Senator for Kennebec, Quebec
- In office October 13, 1910 – June 3, 1930
- Preceded by: George Alexander Drummond
- Succeeded by: Georges Parent

Personal details
- Born: December 1, 1845 St. Pierre de Montmagny, Canada East
- Died: February 15, 1931 (aged 85)
- Party: Liberal
- Relations: Joseph Lavergne (brother) Armand Renaud Lavergne (nephew)

= Louis Lavergne =

Canadian politician

Louis Lavergne (December 1, 1845 - February 15, 1931) was a Canadian politician.
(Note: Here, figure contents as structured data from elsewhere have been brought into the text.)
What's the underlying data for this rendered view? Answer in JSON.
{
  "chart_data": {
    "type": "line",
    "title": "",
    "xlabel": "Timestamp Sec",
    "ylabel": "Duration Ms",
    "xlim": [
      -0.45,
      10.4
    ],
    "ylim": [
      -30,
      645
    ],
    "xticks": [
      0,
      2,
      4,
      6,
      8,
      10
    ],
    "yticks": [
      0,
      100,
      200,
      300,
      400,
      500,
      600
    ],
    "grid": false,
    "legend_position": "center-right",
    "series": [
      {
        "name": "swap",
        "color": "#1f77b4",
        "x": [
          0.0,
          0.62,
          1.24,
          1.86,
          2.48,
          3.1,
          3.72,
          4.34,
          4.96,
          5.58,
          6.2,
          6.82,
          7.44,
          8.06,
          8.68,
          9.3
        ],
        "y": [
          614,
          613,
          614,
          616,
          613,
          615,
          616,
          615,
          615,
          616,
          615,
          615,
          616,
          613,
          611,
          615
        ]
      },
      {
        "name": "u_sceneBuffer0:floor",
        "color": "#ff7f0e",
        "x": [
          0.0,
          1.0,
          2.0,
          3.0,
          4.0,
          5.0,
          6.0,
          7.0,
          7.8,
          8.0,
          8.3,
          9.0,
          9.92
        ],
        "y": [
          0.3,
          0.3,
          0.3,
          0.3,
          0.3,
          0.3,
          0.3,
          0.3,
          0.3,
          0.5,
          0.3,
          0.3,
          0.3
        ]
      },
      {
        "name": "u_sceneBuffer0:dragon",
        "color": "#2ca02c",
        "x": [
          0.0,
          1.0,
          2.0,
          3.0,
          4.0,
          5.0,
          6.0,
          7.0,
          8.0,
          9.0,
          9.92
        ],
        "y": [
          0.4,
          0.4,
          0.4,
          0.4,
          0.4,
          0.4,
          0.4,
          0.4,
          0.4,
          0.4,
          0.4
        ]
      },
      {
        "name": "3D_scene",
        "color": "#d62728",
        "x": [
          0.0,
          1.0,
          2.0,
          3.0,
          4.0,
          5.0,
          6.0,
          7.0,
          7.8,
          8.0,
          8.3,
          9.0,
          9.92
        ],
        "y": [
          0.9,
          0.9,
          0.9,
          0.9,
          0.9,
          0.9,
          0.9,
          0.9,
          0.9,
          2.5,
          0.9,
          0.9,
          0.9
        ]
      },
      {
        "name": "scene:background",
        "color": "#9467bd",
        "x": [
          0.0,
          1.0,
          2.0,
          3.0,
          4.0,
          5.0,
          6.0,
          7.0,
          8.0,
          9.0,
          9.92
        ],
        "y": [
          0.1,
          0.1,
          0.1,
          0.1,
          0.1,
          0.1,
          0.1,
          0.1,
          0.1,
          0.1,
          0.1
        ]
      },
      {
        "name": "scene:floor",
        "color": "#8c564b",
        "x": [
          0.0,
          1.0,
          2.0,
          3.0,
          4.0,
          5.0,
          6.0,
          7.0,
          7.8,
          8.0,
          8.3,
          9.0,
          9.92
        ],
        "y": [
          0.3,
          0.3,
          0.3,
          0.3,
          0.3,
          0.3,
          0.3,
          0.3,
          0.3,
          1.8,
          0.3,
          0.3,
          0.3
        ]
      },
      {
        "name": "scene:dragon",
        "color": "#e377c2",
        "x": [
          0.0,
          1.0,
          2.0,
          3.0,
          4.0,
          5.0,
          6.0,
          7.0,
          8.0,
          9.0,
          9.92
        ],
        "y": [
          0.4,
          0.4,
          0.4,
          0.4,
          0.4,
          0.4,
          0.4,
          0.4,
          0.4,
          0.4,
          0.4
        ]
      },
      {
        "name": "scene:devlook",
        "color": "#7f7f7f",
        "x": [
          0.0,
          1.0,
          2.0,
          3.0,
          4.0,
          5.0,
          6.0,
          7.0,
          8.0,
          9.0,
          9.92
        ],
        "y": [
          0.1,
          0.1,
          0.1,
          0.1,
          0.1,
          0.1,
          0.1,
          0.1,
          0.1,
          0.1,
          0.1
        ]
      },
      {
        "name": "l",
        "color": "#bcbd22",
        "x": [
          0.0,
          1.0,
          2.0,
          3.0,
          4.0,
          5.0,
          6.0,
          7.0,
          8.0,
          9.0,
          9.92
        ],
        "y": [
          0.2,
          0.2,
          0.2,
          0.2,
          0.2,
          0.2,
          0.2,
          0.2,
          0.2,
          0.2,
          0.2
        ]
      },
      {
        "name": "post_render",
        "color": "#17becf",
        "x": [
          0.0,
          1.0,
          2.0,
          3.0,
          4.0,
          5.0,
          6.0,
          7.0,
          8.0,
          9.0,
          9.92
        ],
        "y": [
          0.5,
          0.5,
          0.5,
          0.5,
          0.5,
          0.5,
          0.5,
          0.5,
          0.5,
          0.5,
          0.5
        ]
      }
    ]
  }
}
Born in St. Pierre de Montmagny, Canada East, Lavergne was educated at the Collège Sainte-Anne-de-la-Pocatière. A notary by profession, Lavergne was first elected to the House of Commons of Canada for the riding of Drummond—Arthabaska in an 1897 by-election, after his brother, Joseph Lavergne, the current MP was appointed Puisne Judge of the Superior Court of the Province of Quebec. A Liberal, Lavergne was acclaimed in the 1900 election and re-elected in 1904 and 1908. In 1910, he was summoned to the Senate of Canada representing the senatorial division of Kennebec, Quebec on the advice of Wilfrid Laurier. He served until resigning on June 3, 1930.

His nephew, Armand Renaud Lavergne, was also an MP.

His daughter Marie Louise Lavergne, married future Supreme Court of Canada justice Albert Malouin.